Tuesday, January 19, 2021

I didn't see the Frida Kahlo show at the De Young

I went to the de Young Museum, but it was closed to the general public because of the pandemic. I went to go pick up my painting from the prematurely closed art exhibition made up of local artists' work.  And so I got my painting, took a photo of it with Frida Kahlo's image on a window and left.



 

While my art was up in the museum, I went there on three different occasions:  alone, with a friend, and with my pandemic bubble.

 

I never saw the concurrent Frida Kahlo exhibit, but I did see some exhibit about artificial intelligence. But I didn't get it.  I didn't get the point of it.  I frequently feel that tech engineers and programmers and that ilk like to slap each other on the back, flatter each other or themselves, and I felt that there was a bit of that in this exhibit.  It's probably because I'm anti-intellectual and willfully ignorant and maybe even unwillfully ignorant that I didn't feel compelled to understand it.  I'd like to talk to an interesting, not boring, person who liked this exhibit, the artificial intelligence exhibit.  I want to know why this was in the museum, what the point of it was.

 

I feel funny, or I feel that it's funny how I didn't ever go into the Frida Kahlo exhibit.  I might have been able to get into it for free on the day I had an artist's pass for the museum because I had a work on display there, but there was a line to get in, and for some reason, I'm not completely and utterly riveted by the story of Frida Kahlo.  I like her, but as with so many things, I'm a bit blasé about her, at least compared to people who seem to love her.  My level of love is at about 7 or 8, and that's based on I don't know what,  the stuff of hers I've seen and what I know about her struggles in her life. I don't really like art that much anyhow.
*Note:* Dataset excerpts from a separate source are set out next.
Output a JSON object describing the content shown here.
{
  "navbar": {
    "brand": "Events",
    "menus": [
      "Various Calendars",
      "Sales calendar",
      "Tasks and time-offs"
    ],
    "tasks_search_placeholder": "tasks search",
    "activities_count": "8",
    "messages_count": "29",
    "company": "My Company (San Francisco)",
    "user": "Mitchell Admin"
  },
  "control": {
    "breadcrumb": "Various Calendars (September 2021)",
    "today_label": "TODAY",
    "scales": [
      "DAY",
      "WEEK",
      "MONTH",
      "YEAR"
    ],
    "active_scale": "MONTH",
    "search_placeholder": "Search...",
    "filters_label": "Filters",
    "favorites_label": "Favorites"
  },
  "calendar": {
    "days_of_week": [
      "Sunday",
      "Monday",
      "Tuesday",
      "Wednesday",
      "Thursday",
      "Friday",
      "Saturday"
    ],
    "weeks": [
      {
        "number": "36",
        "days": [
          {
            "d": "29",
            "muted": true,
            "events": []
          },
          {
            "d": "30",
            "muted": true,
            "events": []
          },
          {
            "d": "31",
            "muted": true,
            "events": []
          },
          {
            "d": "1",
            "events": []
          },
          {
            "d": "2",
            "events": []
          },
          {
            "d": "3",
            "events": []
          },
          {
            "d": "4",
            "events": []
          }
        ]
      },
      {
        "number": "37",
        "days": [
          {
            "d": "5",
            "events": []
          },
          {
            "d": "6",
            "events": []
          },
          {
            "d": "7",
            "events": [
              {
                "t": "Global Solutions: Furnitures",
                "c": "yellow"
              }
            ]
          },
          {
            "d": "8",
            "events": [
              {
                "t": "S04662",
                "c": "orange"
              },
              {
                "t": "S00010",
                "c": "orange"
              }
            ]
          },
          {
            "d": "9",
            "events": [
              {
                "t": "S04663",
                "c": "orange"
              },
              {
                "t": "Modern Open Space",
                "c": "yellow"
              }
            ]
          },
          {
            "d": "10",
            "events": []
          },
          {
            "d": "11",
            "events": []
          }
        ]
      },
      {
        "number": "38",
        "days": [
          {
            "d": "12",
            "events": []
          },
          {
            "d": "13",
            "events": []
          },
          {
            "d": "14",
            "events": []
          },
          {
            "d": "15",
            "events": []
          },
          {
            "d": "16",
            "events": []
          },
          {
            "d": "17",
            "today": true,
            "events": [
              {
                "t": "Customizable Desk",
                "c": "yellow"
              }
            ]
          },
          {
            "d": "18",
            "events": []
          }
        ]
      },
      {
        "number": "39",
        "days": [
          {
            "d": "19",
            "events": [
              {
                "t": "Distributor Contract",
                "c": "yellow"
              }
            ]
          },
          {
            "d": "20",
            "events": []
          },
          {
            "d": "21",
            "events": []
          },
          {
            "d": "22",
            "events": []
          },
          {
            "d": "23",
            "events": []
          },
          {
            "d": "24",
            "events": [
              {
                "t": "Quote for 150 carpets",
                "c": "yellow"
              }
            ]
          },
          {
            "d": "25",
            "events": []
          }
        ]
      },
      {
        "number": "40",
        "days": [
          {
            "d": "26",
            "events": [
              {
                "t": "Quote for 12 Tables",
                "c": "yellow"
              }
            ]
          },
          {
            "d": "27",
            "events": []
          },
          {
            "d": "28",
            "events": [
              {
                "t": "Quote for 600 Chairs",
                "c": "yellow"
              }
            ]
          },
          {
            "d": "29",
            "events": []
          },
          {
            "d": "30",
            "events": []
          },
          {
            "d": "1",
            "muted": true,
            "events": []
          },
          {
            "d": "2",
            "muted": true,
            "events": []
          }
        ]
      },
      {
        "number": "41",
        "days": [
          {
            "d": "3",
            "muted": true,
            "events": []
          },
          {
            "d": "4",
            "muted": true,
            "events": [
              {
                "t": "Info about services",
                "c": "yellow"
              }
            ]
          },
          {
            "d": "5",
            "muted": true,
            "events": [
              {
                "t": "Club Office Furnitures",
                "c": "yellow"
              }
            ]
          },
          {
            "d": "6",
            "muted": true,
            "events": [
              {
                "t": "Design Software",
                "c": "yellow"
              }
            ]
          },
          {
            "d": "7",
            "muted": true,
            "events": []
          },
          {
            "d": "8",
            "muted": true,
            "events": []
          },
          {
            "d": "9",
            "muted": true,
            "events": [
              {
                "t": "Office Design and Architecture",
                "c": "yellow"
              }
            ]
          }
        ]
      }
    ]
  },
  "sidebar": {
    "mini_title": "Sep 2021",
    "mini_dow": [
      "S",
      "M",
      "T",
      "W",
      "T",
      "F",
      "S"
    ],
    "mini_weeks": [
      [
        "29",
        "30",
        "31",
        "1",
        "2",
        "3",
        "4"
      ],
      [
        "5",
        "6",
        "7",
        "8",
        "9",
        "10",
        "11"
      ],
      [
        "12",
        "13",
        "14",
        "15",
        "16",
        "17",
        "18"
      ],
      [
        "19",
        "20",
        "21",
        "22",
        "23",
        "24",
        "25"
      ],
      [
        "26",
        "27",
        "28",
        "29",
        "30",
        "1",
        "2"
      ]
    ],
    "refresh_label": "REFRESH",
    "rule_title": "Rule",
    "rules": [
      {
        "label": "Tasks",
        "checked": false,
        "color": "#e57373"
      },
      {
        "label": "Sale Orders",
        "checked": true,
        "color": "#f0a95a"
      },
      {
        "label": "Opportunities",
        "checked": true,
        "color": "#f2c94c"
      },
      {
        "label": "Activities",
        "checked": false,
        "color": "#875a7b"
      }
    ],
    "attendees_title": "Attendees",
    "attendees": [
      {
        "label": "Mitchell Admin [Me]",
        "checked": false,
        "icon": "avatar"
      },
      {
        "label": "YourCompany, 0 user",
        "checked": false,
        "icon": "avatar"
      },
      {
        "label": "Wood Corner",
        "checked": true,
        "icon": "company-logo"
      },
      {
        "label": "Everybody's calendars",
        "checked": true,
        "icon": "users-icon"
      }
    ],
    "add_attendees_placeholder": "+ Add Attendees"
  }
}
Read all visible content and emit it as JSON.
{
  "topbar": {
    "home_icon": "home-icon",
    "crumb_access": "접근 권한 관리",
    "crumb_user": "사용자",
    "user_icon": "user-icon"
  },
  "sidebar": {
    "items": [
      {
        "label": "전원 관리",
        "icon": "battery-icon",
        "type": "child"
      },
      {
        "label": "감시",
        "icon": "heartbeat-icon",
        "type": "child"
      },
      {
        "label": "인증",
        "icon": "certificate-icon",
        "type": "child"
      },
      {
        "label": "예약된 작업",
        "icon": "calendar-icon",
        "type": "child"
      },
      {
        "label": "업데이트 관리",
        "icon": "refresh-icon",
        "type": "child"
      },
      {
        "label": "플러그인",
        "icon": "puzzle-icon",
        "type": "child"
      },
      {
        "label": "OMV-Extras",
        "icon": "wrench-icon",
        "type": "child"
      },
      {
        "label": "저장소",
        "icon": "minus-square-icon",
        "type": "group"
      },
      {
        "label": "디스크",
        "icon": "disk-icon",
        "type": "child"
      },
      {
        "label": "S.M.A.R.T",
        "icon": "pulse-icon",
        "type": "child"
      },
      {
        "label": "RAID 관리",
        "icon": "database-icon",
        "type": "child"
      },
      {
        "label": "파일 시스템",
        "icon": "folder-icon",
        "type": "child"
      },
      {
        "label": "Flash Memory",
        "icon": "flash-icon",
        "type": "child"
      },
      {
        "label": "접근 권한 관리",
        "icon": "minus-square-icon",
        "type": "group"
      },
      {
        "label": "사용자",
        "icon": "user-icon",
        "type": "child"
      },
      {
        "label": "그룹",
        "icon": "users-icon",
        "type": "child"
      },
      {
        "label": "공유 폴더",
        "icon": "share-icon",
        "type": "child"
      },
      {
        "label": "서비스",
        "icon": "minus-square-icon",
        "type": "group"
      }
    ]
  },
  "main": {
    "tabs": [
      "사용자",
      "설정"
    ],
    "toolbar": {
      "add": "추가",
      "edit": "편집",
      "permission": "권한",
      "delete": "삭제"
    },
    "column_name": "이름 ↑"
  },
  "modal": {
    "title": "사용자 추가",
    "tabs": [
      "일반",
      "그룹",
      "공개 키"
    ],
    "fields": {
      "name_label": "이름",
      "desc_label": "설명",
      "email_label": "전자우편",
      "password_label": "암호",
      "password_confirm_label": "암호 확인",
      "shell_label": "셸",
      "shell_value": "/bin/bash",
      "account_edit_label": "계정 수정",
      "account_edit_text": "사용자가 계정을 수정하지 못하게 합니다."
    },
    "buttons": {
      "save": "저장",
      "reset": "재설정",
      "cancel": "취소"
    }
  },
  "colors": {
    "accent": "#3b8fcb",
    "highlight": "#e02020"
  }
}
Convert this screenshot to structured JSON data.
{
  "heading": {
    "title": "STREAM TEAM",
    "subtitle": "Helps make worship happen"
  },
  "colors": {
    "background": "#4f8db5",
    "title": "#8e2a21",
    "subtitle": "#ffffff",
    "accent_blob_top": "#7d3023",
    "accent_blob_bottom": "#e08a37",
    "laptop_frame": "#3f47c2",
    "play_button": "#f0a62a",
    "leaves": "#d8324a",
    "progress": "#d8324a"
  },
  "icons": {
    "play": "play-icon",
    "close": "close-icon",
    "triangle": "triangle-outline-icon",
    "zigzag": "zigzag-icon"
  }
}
Even though the museum is closed, you can still look at it from the outside. It is over 20 feet tall and has a tower that looks like a triangle. Pretty much the whole thing is covered in a metal mesh that looks weathered and makes me think of decaying ships wrecked on Normandy beaches in World War 2.


I didn't run my fingers along the mesh, but I should have. I just kind of looked at it and wondered why they put it over the building. I'm not sure it offers any functional advantages, but maybe it provides shade to offices in it by diffusing the light in which case the mesh functions like tree leaves, so that's pretty neat.


There's a sculpture garden on one side of it, and it's pretty nifty actually because the natural surroundings of the sculptures is pretty or whatever adjective you wish to use to describe gardens, alive. The sculptures are all dead, but they are in a living garden.